Rob Bensinger comments on Six Dimensions of Operational Adequacy in AGI Projects

Rob Bensinger 3 Jun 2022 17:50 UTC
3 points
Another argument for shorter CEV timelines, is that AI itself may help complete the theory of CEV alignment.
I agree with this part. That’s why I’ve been saying ‘maybe we can do this in a few subjective decades or centuries’ rather than ‘maybe we can do this in a few subjective millennia.’ 🙂
But I’m mostly imagining AGI helping us get CEV theory faster. Which obviously requires a lot of prior alignment just to make use of the AGI safely, and to trust its outputs.
The idea is to keep ratcheting up alignment so we can safely make use of more capabilities—and then, in at least some cases, using those new capabilities to further improve and accelerate our next ratcheting-up of alignment.
Along with the traditional powers of computation—calculation, optimization, deduction, etc—language models, despite their highly uneven output, are giving us a glimpse of what it will be like, to have AI contributing even to discussions like this. That day isn’t far off at all.
… And that makes you feel optimistic about the rush-to-CEV option? ‘Unaligned AGIs or proto-AGIs generating plausble-sounding arguments about how to do CEV’ is not a scenario that makes me update toward humanity surviving.
there will be great temptations to use tool AGI to carry out interventions that have nothing to do with stopping unsafe AGI...
I share your pessimism about any group that would feel inclined to give in to those temptations, when the entire future light cone is at stake.

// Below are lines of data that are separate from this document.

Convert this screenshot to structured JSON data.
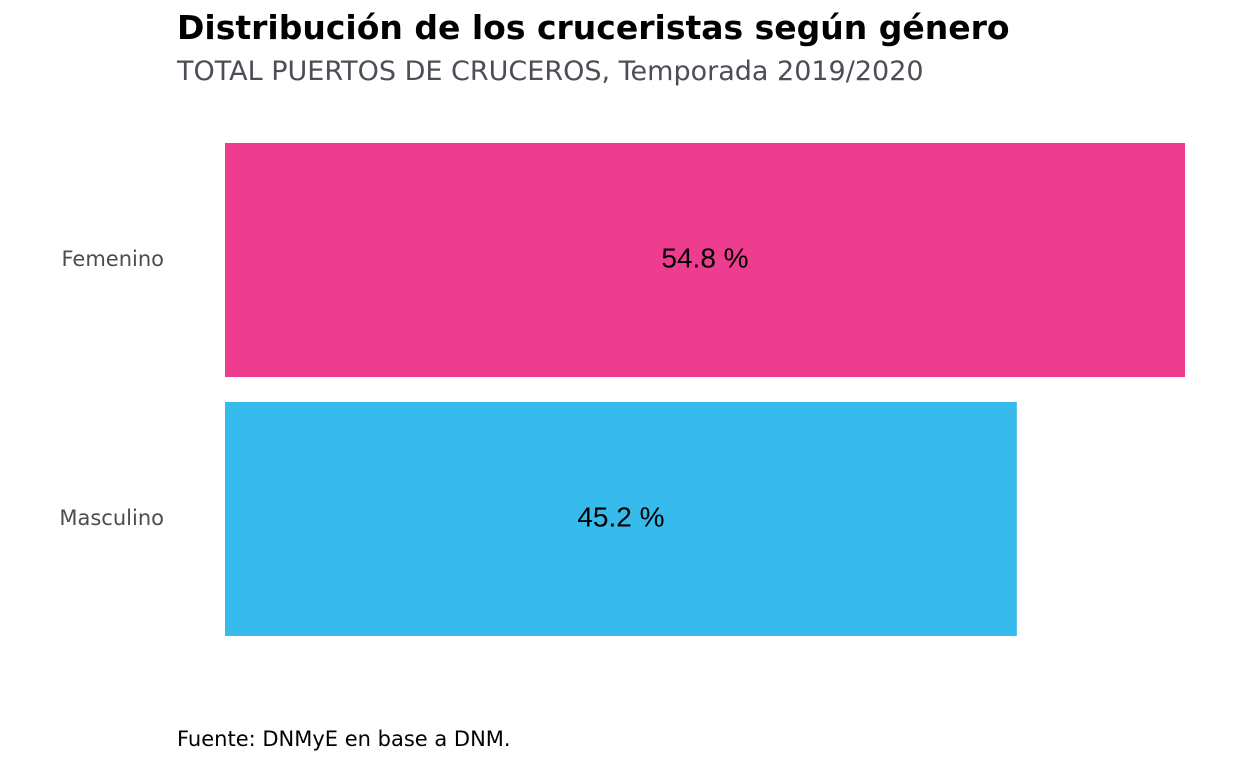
{
  "title": "Distribución de los cruceristas según género",
  "subtitle": "TOTAL PUERTOS DE CRUCEROS, Temporada 2019/2020",
  "caption": "Fuente: DNMyE en base a DNM.",
  "chart_data": {
    "type": "bar",
    "orientation": "horizontal",
    "title": "Distribución de los cruceristas según género",
    "subtitle": "TOTAL PUERTOS DE CRUCEROS, Temporada 2019/2020",
    "categories": [
      "Femenino",
      "Masculino"
    ],
    "values": [
      54.8,
      45.2
    ],
    "data_labels": [
      "54.8 %",
      "45.2 %"
    ],
    "colors": [
      "#ee3d8f",
      "#37bbed"
    ],
    "xlim": [
      0,
      54.8
    ],
    "grid": false
  }
}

The scenario where we narrowly avoid paperclips by the skin of our teeth, and now have a chance to breathe and think things through before taking any major action, is indeed a fragile one in some respects, where there are many ways to rapidly destroy all of the future’s value by overextending. (E.g., using more AGI capabilities than you can currently align, or locking in contemporary human values that shouldn’t be locked in, or hastily picking the wrong theory or implementation of ‘how to do moral progress’.)
I don’t think we necessarily disagree about anything except ‘how hard is CEV’? It sounds to me like we’d mostly have the same intuitions conditional on ‘CEV is very hard’; but I take this very much for granted, so I’m freely focusing my attention on ‘OK, how could we make things go well given that fact?’.
- Mitchell_Porter 5 Jun 2022 2:24 UTC
  4 points
  Parent
  I don’t think we necessarily disagree about anything except ‘how hard is CEV’? It sounds to me like we’d mostly have the same intuitions conditional on ‘CEV is very hard’
  I disagree on the plausibility of a stop-the-world scheme. The way things are now is as safe or stable as they will ever be. I think it’s a better plan to use the rising tide of AI capabilities to flesh out CEV. In particular, since the details of CEV depend on not-yet-understood details of human cognition, one should think about how to use near-future AI power to extract those details from the available data regarding brains and behavior. But AI can contribute everywhere else in the development of CEV theory and practice too.
  But I won’t try to change your thinking. In practice, MIRI’s work on simpler forms of alignment (and its work on logical induction, decision theory paradigms, etc) is surely relevant to a “CEV now” approach too. What I am wondering is, where is the de-facto center of gravity for a “CEV now” effort? I’ve said many times that June Ku’s blueprint is the best I’ve seen, but I don’t see anyone working to refine it. And there are other people whose work seems relevant and has a promising rigor, but I’m not sure how it best fits together.
  edit: I do see a value to non-CEV alignment work, distinct from figuring out how to stop the world safely: and that is to reduce the risk arising from the general usage of advanced AI systems. So it is a contribution to AI safety.